Der Käufer kann erwarten, dass zum allgemeinen Straßenverkehr zugelassene Fahrzeuge deutscher Hersteller im Bereich der Premium-Marken in dem Segment der gehobenen Mittelklasse keine Getriebe haben, die beim automatischen Herabschalten von der zweiten in die erste Stufe ruckeln. Soweit die Beklagte die Besonderheiten eines mit einem SUV-Getriebe ausgestatteten Pkw hervorhebt, vermag sich der Senat ihrer Bewertung nicht anzuschließen. Der hier geleaste Pkw mag zwar wie die mit einem SUV-Segment ausgestatteten Fahrzeuge anderer Hersteller als Geländewagen beworben werden (wie etwa im Bereich deutscher Autohersteller der R. U, B., G., W.). Das vermag indes nicht darüber hinwegzutäuschen, dass diese Wagen in der Regel gerade im normalen Straßenverkehr und nicht in der Land- und Forstwirtschaft oder in sonstigen gewerblichen Bereichen, in denen es auf eine erhöhte Last- und Zugfähigkeit ankommt, eingesetzt zu werden pflegen und der "Käufer" dementsprechend von einem ruckelfreien Fahrverhalten ausgehen kann.
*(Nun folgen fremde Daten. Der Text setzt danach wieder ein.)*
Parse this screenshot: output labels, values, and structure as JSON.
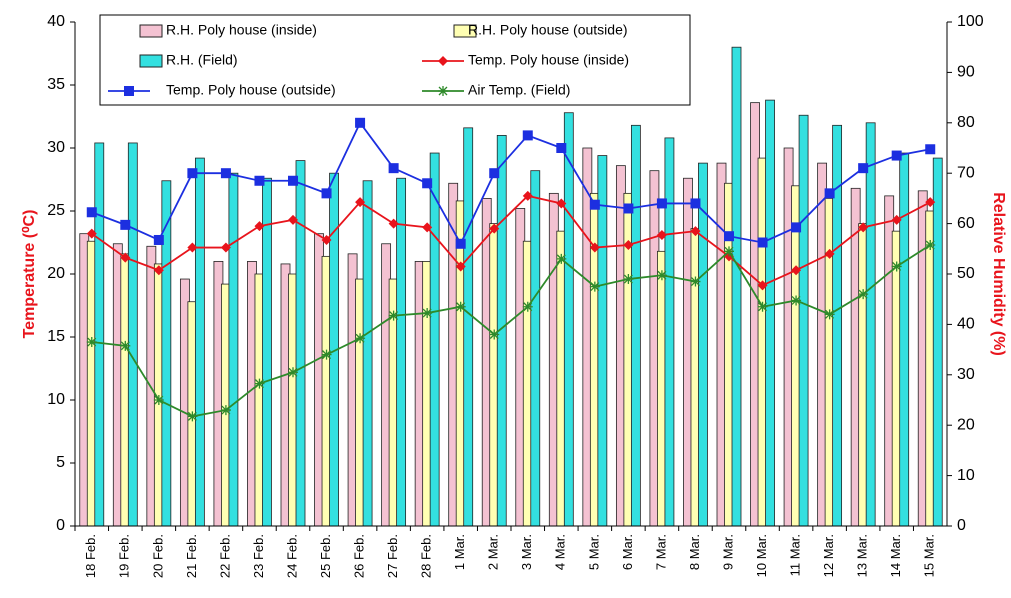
{
  "chart_data": {
    "type": "bar-line",
    "y_label": "Temperature (⁰C)",
    "y2_label": "Relative Humidity (%)",
    "categories": [
      "18 Feb.",
      "19 Feb.",
      "20 Feb.",
      "21 Feb.",
      "22 Feb.",
      "23 Feb.",
      "24 Feb.",
      "25 Feb.",
      "26 Feb.",
      "27 Feb.",
      "28 Feb.",
      "1 Mar.",
      "2 Mar.",
      "3 Mar.",
      "4 Mar.",
      "5 Mar.",
      "6 Mar.",
      "7 Mar.",
      "8 Mar.",
      "9 Mar.",
      "10 Mar.",
      "11 Mar.",
      "12 Mar.",
      "13 Mar.",
      "14 Mar.",
      "15 Mar."
    ],
    "series": [
      {
        "name": "R.H. Poly house (inside)",
        "type": "bar",
        "axis": "y2",
        "color": "#f4c2d2",
        "values": [
          58,
          56,
          55.5,
          49,
          52.5,
          52.5,
          52,
          58,
          54,
          56,
          52.5,
          68,
          65,
          63,
          66,
          75,
          71.5,
          70.5,
          69,
          72,
          84,
          75,
          72,
          67,
          65.5,
          66.5
        ]
      },
      {
        "name": "R.H. Poly house (outside)",
        "type": "bar",
        "axis": "y2",
        "color": "#ffffb3",
        "values": [
          56.5,
          54,
          52,
          44.5,
          48,
          50,
          50,
          53.5,
          49,
          49,
          52.5,
          64.5,
          60,
          56.5,
          58.5,
          66,
          66,
          54.5,
          59,
          68,
          73,
          67.5,
          65,
          60,
          58.5,
          62.5
        ]
      },
      {
        "name": "R.H. (Field)",
        "type": "bar",
        "axis": "y2",
        "color": "#33e0e0",
        "values": [
          76,
          76,
          68.5,
          73,
          70,
          69,
          72.5,
          70,
          68.5,
          69,
          74,
          79,
          77.5,
          70.5,
          82,
          73.5,
          79.5,
          77,
          72,
          95,
          84.5,
          81.5,
          79.5,
          80,
          74,
          73
        ]
      },
      {
        "name": "Temp. Poly house (inside)",
        "type": "line",
        "marker": "diamond",
        "color": "#e8141c",
        "values": [
          23.2,
          21.3,
          20.3,
          22.1,
          22.1,
          23.8,
          24.3,
          22.7,
          25.7,
          24.0,
          23.7,
          20.6,
          23.6,
          26.2,
          25.6,
          22.1,
          22.3,
          23.1,
          23.4,
          21.4,
          19.1,
          20.3,
          21.6,
          23.7,
          24.3,
          25.7
        ]
      },
      {
        "name": "Temp. Poly house (outside)",
        "type": "line",
        "marker": "square",
        "color": "#1c2fe0",
        "values": [
          24.9,
          23.9,
          22.7,
          28.0,
          28.0,
          27.4,
          27.4,
          26.4,
          32.0,
          28.4,
          27.2,
          22.4,
          28.0,
          31.0,
          30.0,
          25.5,
          25.2,
          25.6,
          25.6,
          23.0,
          22.5,
          23.7,
          26.4,
          28.4,
          29.4,
          29.9
        ]
      },
      {
        "name": "Air Temp. (Field)",
        "type": "line",
        "marker": "asterisk",
        "color": "#2e8a2a",
        "values": [
          14.6,
          14.3,
          10.0,
          8.7,
          9.2,
          11.3,
          12.2,
          13.6,
          14.9,
          16.7,
          16.9,
          17.4,
          15.2,
          17.4,
          21.2,
          19.0,
          19.6,
          19.9,
          19.4,
          21.8,
          17.4,
          17.9,
          16.8,
          18.4,
          20.6,
          22.3
        ]
      }
    ],
    "ylim": [
      0,
      40
    ],
    "yticks": [
      0,
      5,
      10,
      15,
      20,
      25,
      30,
      35,
      40
    ],
    "y2lim": [
      0,
      100
    ],
    "y2ticks": [
      0,
      10,
      20,
      30,
      40,
      50,
      60,
      70,
      80,
      90,
      100
    ],
    "grid": false
  }
}
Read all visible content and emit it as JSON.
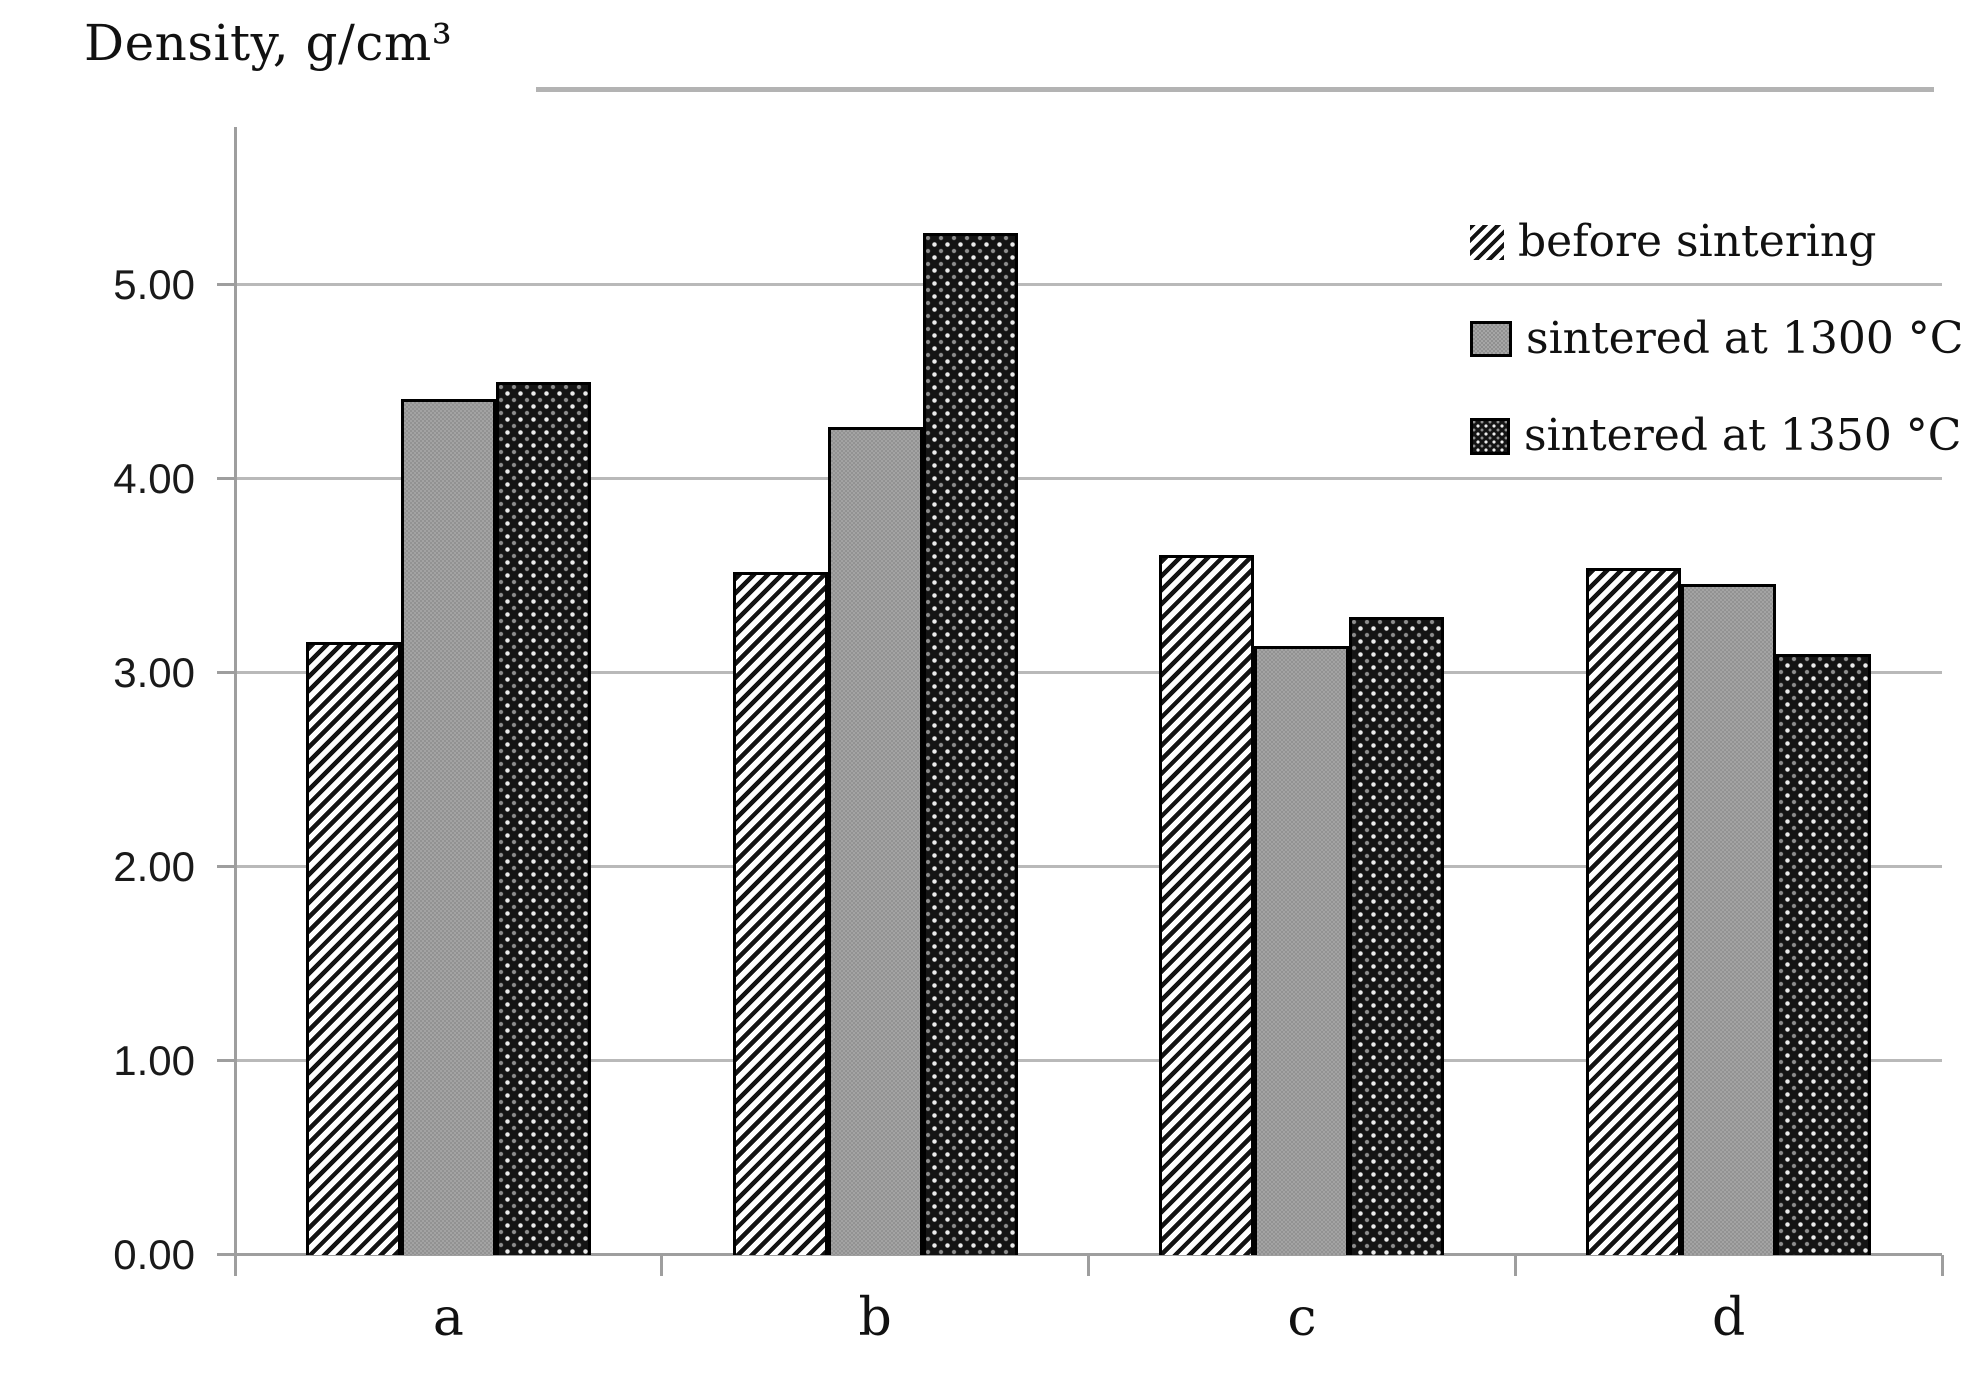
{
  "chart_data": {
    "type": "bar",
    "title": "Density, g/cm³",
    "ylabel": "Density, g/cm³",
    "xlabel": "",
    "categories": [
      "a",
      "b",
      "c",
      "d"
    ],
    "series": [
      {
        "name": "before sintering",
        "pattern": "hatch",
        "values": [
          3.16,
          3.52,
          3.61,
          3.54
        ]
      },
      {
        "name": "sintered at 1300 °C",
        "pattern": "gray",
        "values": [
          4.41,
          4.27,
          3.14,
          3.46
        ]
      },
      {
        "name": "sintered at 1350 °C",
        "pattern": "dots",
        "values": [
          4.5,
          5.27,
          3.29,
          3.1
        ]
      }
    ],
    "yticks": [
      {
        "value": 5,
        "label": "5.00"
      },
      {
        "value": 4,
        "label": "4.00"
      },
      {
        "value": 3,
        "label": "3.00"
      },
      {
        "value": 2,
        "label": "2.00"
      },
      {
        "value": 1,
        "label": "1.00"
      },
      {
        "value": 0,
        "label": "0.00"
      }
    ],
    "ylim": [
      0,
      5.8
    ],
    "grid": true,
    "legend_position": "upper right"
  },
  "colors": {
    "grid": "#b9b9b9",
    "axis": "#9e9e9e",
    "bar_border": "#000000",
    "gray_fill": "#9a9a9a",
    "dark_fill": "#141414",
    "hatch_stripe": "#131313",
    "text": "#111111",
    "top_rule": "#b3b3b3"
  }
}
Der Sachverständige hat in seinem schriftlichen Gutachten den Mangel des Ruckelns des Wagens insofern bestätigt, als dies für den Fall des automatischen Herunterschaltens von der zweiten zur ersten Schaltstufe zutreffe. Es entspricht der ständigen Rechtsprechung des Senats, dass es für die Beurteilung eines Mangels im Sinne von § 434 Abs. 1 BGB unerheblich ist, ob eine Fehlererscheinung bei allen Fahrzeugen desselben Typs auftritt. Vielmehr ist ein herstellerübergreifender Vergleich anzustellen, wobei entsprechend der gesetzlichen Regelung auf die berechtigten Erwartungen eines verständigen Käufers abzustellen ist. Maßstab ist das Niveau, das nach Typ, Alter und Laufleistung vergleichbarer Fahrzeuge anderer Hersteller erreicht wird und das der Markterwartung entspricht.